Farei dunque una breve rassegna degli elementi salienti di questo Cd. Il cantato è un gutturale che di umano non ha assolutamente nulla, supportato da una seconda voce meno atipica e, come prevedibile, di timbrica opposta. I vocalizzi così alternati si integrano perfettamente nel contesto: Brutalgore ultra-cafone, rispettoso fino alla parodia di ogni clichè.
Devo poi constatare, con la stessa rassegnazione con cui si sgrida per l’ennesima volta il cane che ha fatto i bisognini in casa, che il gruppo non ha saputo fare a meno del proprio elemento di distinzione: la batteria (o meglio, drum-machine) più casereccia ed ignorante che si possa sentire in circolazione. Se in una certa misura questa volta sono riusciti a darsi una regolata, non sono sfuggiti alla tentazione di far partire stacchi senza il minimo significato; e ovviamente non è stato sprecato neanche un minuto per dare una parvenza di umanità al plasticoso suono dello strumento. La cosa preoccupante è che il tutto è da imputarsi ad una precisa scelta del duo… Ma da un gruppo simile è lecito aspettarsi veramente di tutto.

Il lavoro di chitarra, peraltro già buono su Reinsertion Of Aborted Remnants, si fa in questa occasione ancora più interessante. Ben studiato, eseguito in maniera impeccabile, una specie di mosca bianca in mezzo a tanto putridume. La struttura del riffing rimanda direttamente al tipico suono americano, e smorza parzialmente l’impronta rozza suggerita da tutto il resto. Per compensare questa parziale ripresa di stile, i Retch sfruttano la maggiore durata del lavoro per poter inserire un maggior numero di sampler, di natura rigorosamente perversa.

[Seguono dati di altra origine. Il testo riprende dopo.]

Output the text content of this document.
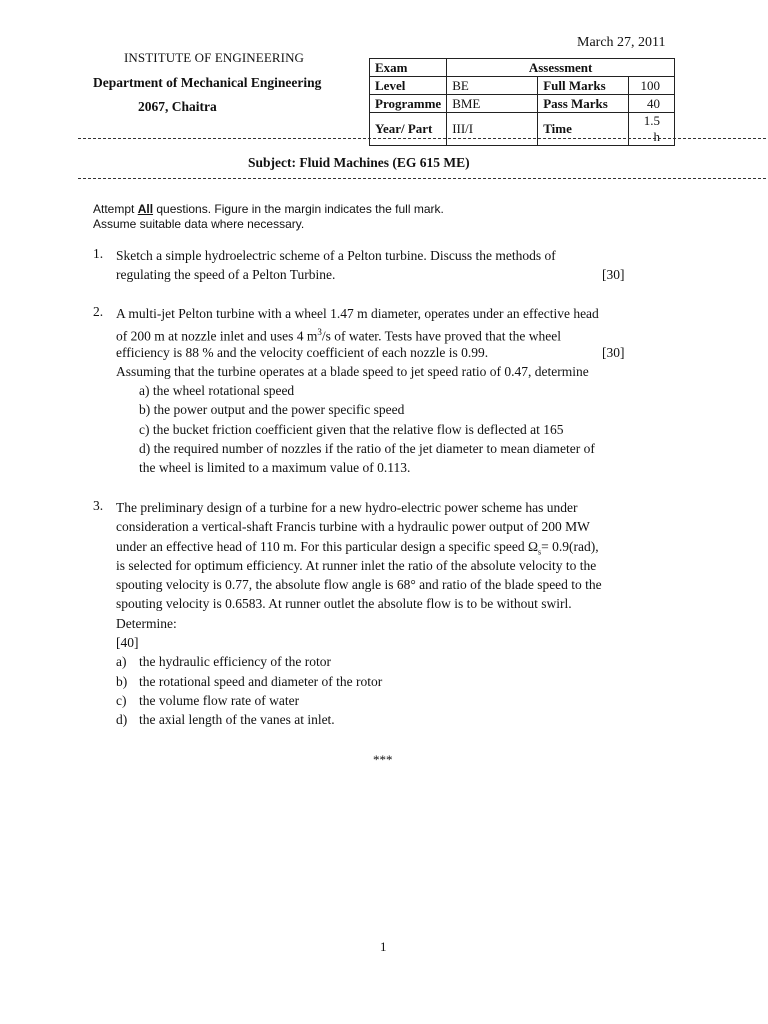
March 27, 2011
INSTITUTE OF ENGINEERING
Department of Mechanical Engineering
2067, Chaitra
Exam	Assessment		
Level	BE	Full Marks	100
Programme	BME	Pass Marks	40
Year/ Part	III/I	Time	1.5 h
Subject: Fluid Machines (EG 615 ME)
Attempt All questions. Figure in the margin indicates the full mark.
Assume suitable data where necessary.
1. Sketch a simple hydroelectric scheme of a Pelton turbine. Discuss the methods of
regulating the speed of a Pelton Turbine.	[30]
2. A multi-jet Pelton turbine with a wheel 1.47 m diameter, operates under an effective head
of 200 m at nozzle inlet and uses 4 $m^3/s$ of water. Tests have proved that the wheel
efficiency is 88 % and the velocity coefficient of each nozzle is 0.99.	[30]
Assuming that the turbine operates at a blade speed to jet speed ratio of 0.47, determine
a) the wheel rotational speed
b) the power output and the power specific speed
c) the bucket friction coefficient given that the relative flow is deflected at 165
d) the required number of nozzles if the ratio of the jet diameter to mean diameter of
the wheel is limited to a maximum value of 0.113.
3. The preliminary design of a turbine for a new hydro-electric power scheme has under
consideration a vertical-shaft Francis turbine with a hydraulic power output of 200 MW
under an effective head of 110 m. For this particular design a specific speed $\Omega_s= 0.9(rad)$,
is selected for optimum efficiency. At runner inlet the ratio of the absolute velocity to the
spouting velocity is 0.77, the absolute flow angle is 68° and ratio of the blade speed to the
spouting velocity is 0.6583. At runner outlet the absolute flow is to be without swirl.
Determine:
[40]
a) the hydraulic efficiency of the rotor
b) the rotational speed and diameter of the rotor
c) the volume flow rate of water
d) the axial length of the vanes at inlet.
***
1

Insomma, Ben-Wa Baby Heads è un lavoro dedicato ad un numero altamente ristretto di ascoltatori. Vietato l’approccio a chi non mastichi con una certa frequenza abbondanti dosi di Gore, in ogni sua forma musicale. Il voto è da intendersi rigorosamente in tale ottica, anche se devo ammettere che un altro prodotto sulle stesse coordinate sarebbe completamente inutile. Per il momento un paio di punti in più rispetto al passato per la parvenza di maggior maturità (oddio che cazzata che ho detto…) e perchè nell’arte di unire indecenza e provocazione i Retch si sono dimostrati dei veri maestri.